Com mais de 30 anos como consultor e analista político do Brasil nos EUA, Barbieri diz que as declarações do presidente "não têm vindo ao encontro das próprias ações que o governo tem tomado". Um dos exemplos dessa fala questionável veio de um relatório de cumprimento de recomendação da ONU que cita uma série de ações e órgãos atacados pelo governo.
"Temos o exemplo da Amazônia, em que está sendo feito um trabalho de contenção das queimadas e que existem dados para dizer que não havia intenção de expandir as áreas para o agronegócio. Só que essas notícias não foram difundidas e não chegaram aos outros países", afirma.
Para ele, o governo precisa de uma "força-tarefa de comunicação internacional" para falar sobre preservação. "O meio ambiente tem pesado muito nas relações internacionais do Brasil e isso gerou impacto principalmente nas nações europeias", explica.
Para Camila Asano, não só as falas que causam rejeição internacionais a Bolsonaro, mas também as ações. "Se levar em consideração o aspecto da ONU, atos concretos mostram o desprezo aos acordos e aos compromissos internacionais dos direitos humanos", diz, citando como exemplos a exoneração da presidente da CNDH (Comissão Nacional de Direitos Humanos) e a tentativa, em junho, de exonerar os 11 integrantes do MNPCT (Mecanismo Nacional de Prevenção e Combate à Tortura). Em 12 de agosto, porém, a Justiça derrubou o decreto.
"A CNDH é o órgão que atende aos Princípios de Paris, firmados com a ONU e que deveria ser a instituição brasileira de direitos humanos, com independência", diz.
Em abril, o presidente também assinou ato para extinguir dezenas de colegiados com a participação da sociedade civil. Além disso, em março, o presidente determinou "comemorações devidas ao golpe de 1964, que inaugurou a ditadura militar no país que duraria 21 anos.
Na área de ciência, o professor da UFRJ (Universidade Federal do Rio de Janeiro) e presidente da SBPC (Sociedade Brasileira para o Progresso da Ciência), Ildeu de Castro Moreira, disse ao UOL, em entrevista em maio, que o mundo estava de olho no "corte gigantesco" de recurso da ciência brasileira.
"A ciência brasileira cresceu muito nas últimas décadas e, portanto, tem uma preocupação internacional com ela.
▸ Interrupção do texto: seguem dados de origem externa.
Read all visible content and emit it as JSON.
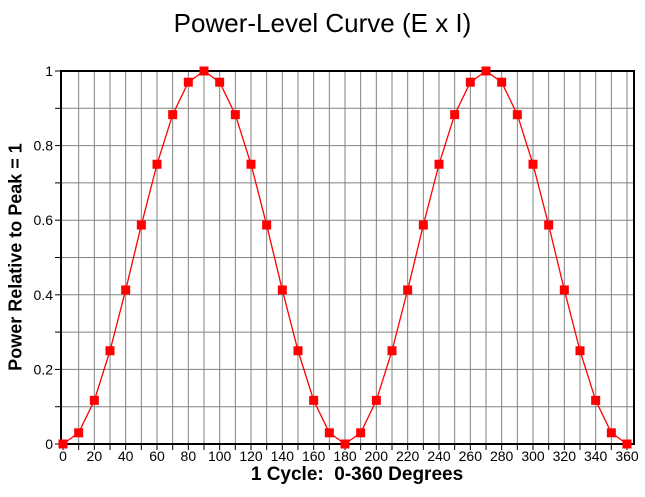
{
  "chart_data": {
    "type": "line",
    "title": "Power-Level Curve (E x I)",
    "xlabel": "1 Cycle:  0-360 Degrees",
    "ylabel": "Power Relative to Peak = 1",
    "x": [
      0,
      10,
      20,
      30,
      40,
      50,
      60,
      70,
      80,
      90,
      100,
      110,
      120,
      130,
      140,
      150,
      160,
      170,
      180,
      190,
      200,
      210,
      220,
      230,
      240,
      250,
      260,
      270,
      280,
      290,
      300,
      310,
      320,
      330,
      340,
      350,
      360
    ],
    "values": [
      0,
      0.03,
      0.117,
      0.25,
      0.413,
      0.587,
      0.75,
      0.883,
      0.97,
      1,
      0.97,
      0.883,
      0.75,
      0.587,
      0.413,
      0.25,
      0.117,
      0.03,
      0,
      0.03,
      0.117,
      0.25,
      0.413,
      0.587,
      0.75,
      0.883,
      0.97,
      1,
      0.97,
      0.883,
      0.75,
      0.587,
      0.413,
      0.25,
      0.117,
      0.03,
      0
    ],
    "xlim": [
      0,
      360
    ],
    "ylim": [
      0,
      1
    ],
    "x_tick_labels": [
      "0",
      "20",
      "40",
      "60",
      "80",
      "100",
      "120",
      "140",
      "160",
      "180",
      "200",
      "220",
      "240",
      "260",
      "280",
      "300",
      "320",
      "340",
      "360"
    ],
    "y_tick_labels": [
      "0",
      "0.2",
      "0.4",
      "0.6",
      "0.8",
      "1"
    ],
    "x_grid_step": 10,
    "y_grid_step": 0.1,
    "x_label_step": 20,
    "y_label_step": 0.2,
    "grid": "on",
    "legend": "none",
    "marker": "square",
    "colors": {
      "series": "#FF0000",
      "grid": "#808080",
      "axis": "#000000",
      "background": "#FFFFFF",
      "text": "#000000"
    }
  }
}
Isso está muito claro não só pelas revistas mais importantes do mundo, mas por jornais dos EUA, de França, de Portugal, da Inglaterra, que trouxeram reportagens também entrevistando cientistas, ouvindo a comunidade científica brasileira sobre a preocupação do país em ver as tecnologias como algo com que se gasta dinheiro, e não uma coisa fundamental para o país", afirmou.